“What did she want—a glass of water, to meet a sweetheart, or was she looking for some lost article? For all of these things had I seen happen. It was the last, for, setting the candle upon the table, she began to grope underneath it, and, giving a soft exclamation of pleasure, held to the light a glittering diamond collar with a wide clasp of coloured gems. But it was not the sight of these that made me turn so cold that the lantern nearly fell from my stiff fingers; it was when the light of the candle flashed full on the girl’s face and reddish hair, and showed me Annie Fenton!
“Before I could pull myself together, I heard steps coming from the butler’s pantry just behind me, and a man’s figure, with a clean-shaven face and wearing the dress suit of a waiter, stepped into the light. Facing Annie, he laid his hand on her shoulder. She started and cringed, but not a sound left her lips.
“ ‘Why didn’t you come to meet me as I bade you?’ his voice whispered harshly. ‘Did you think now that I’ve found you, I would let you slip through my fingers again?’ Then, as his eyes fell on the collar, he closed his hand on it, saying, ‘That will be very useful to me just now; my plans aren’t working well. Forget that you found this, my girl, and if you are wise, don’t scream.’ Then ten words oozed from Annie’s lips, ‘John Scott, let go! I said I’d never meet you.’

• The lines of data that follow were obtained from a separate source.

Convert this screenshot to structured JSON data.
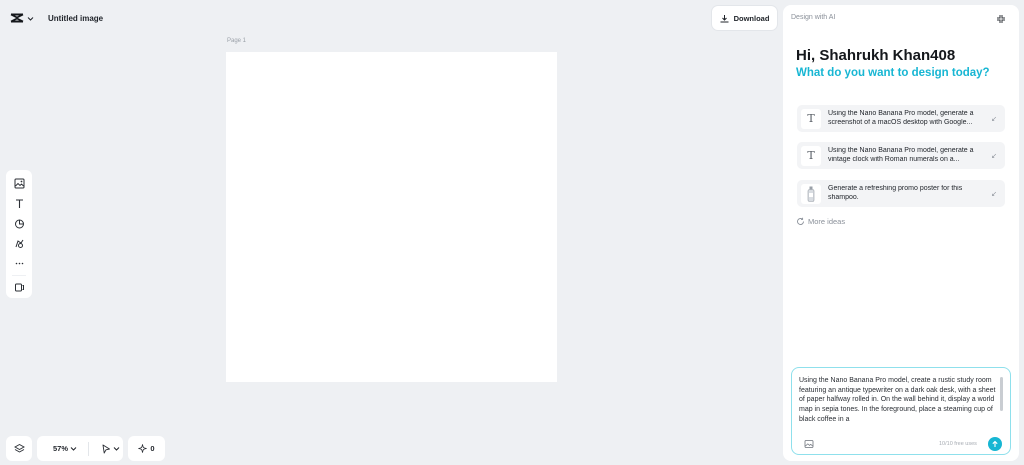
{
  "header": {
    "doc_title": "Untitled image",
    "download_label": "Download"
  },
  "canvas": {
    "page_label": "Page 1"
  },
  "bottom_bar": {
    "zoom_label": "57%",
    "credits_value": "0"
  },
  "panel": {
    "title": "Design with AI",
    "greeting": "Hi, Shahrukh Khan408",
    "subtitle": "What do you want to design today?",
    "ideas": [
      {
        "line1": "Using the Nano Banana Pro model, generate a",
        "line2": "screenshot of a macOS desktop with Google...",
        "thumb": "text-icon"
      },
      {
        "line1": "Using the Nano Banana Pro model, generate a",
        "line2": "vintage clock with Roman numerals on a...",
        "thumb": "text-icon"
      },
      {
        "line1": "Generate a refreshing promo poster for this",
        "line2": "shampoo.",
        "thumb": "shampoo-bottle-image"
      }
    ],
    "more_ideas_label": "More ideas",
    "prompt_text": "Using the Nano Banana Pro model, create a rustic study room featuring an antique typewriter on a dark oak desk, with a sheet of paper halfway rolled in. On the wall behind it, display a world map in sepia tones. In the foreground, place a steaming cup of black coffee in a",
    "free_uses_label": "10/10 free uses"
  },
  "colors": {
    "accent": "#17b6d3",
    "background": "#eef0f3",
    "panel": "#ffffff"
  }
}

“It was my brother,—at best, a would-be thief,—dogging my sweetheart. He was bearded when I left home, and so I did not know him. For a second my right hand was on the pistol that I always carry when at work; then I suddenly realized what it would mean to the two women I best loved if I shot my brother. If Annie would only scream, some of the gentlemen who slept in a chamber beyond the billiard room could hardly be asleep, and they would come. But how to make her?
“Dr. Russell, there’s something works in us besides ourselves at times. Yes, I see you know it, too. Scarce knowing what I did, I turned my bull’s-eye straight and full on Annie; with one hand reaching for the trap, I shook those fool rats loose, and they, half blinded, ran down the light streak toward her. Next thing I knew, she was up on a chair, and shriek upon shriek rang through the house. Before I could scarce move, the room was full of the gentlemen, Mr. —— and the artist being in the lead. The man, bewildered by the suddenness of it all, loosed his hold on the jewels, and vanished through the pantry, as if he dived into water, but quick as he went, they both knew that I had seen.
“Before either of us could offer a word of explanation, my employer took in the whole matter at a glance, as he thought, recognized Annie as the maid of one of his guests, and, laying the uproar only to the rats and me, laughed at it as a great joke, while the artist fellow, seeing Annie, who kept on screaming and was too frightened to get down from the chair, called,—‘By Jove! What a picture! Stay there just for a minute while I make a memory sketch,’—at least, I think that’s what he called it.
“Well, sir, we were married New Year’s Eve, and neither of us have since ever put in words what we saw and heard that night, just before I loosed the rats.
“A year after, I was overlooking some work in a picture gallery, when I came face to face with the picture as it’s there now, and I knew I’d have to buy it first or last, sir, even if it bit a hole in my savings, for even a rat-catcher, as I was then, if he had a good mother of his own, doesn’t want his wife, with no shoes and her petticoats up to her knees, to be seen outside his own home.
“Oh, yes, of course, that was twenty-five years ago. The rat money went into well-advised real estate; we are settled here, and the missus and the girls have gone to bring my mother, past seventy, to live with us. No, I didn’t go; I couldn’t. My brother is back on the place, and married to a girl with some property. Made money himself in Australia, they say,—God knows how.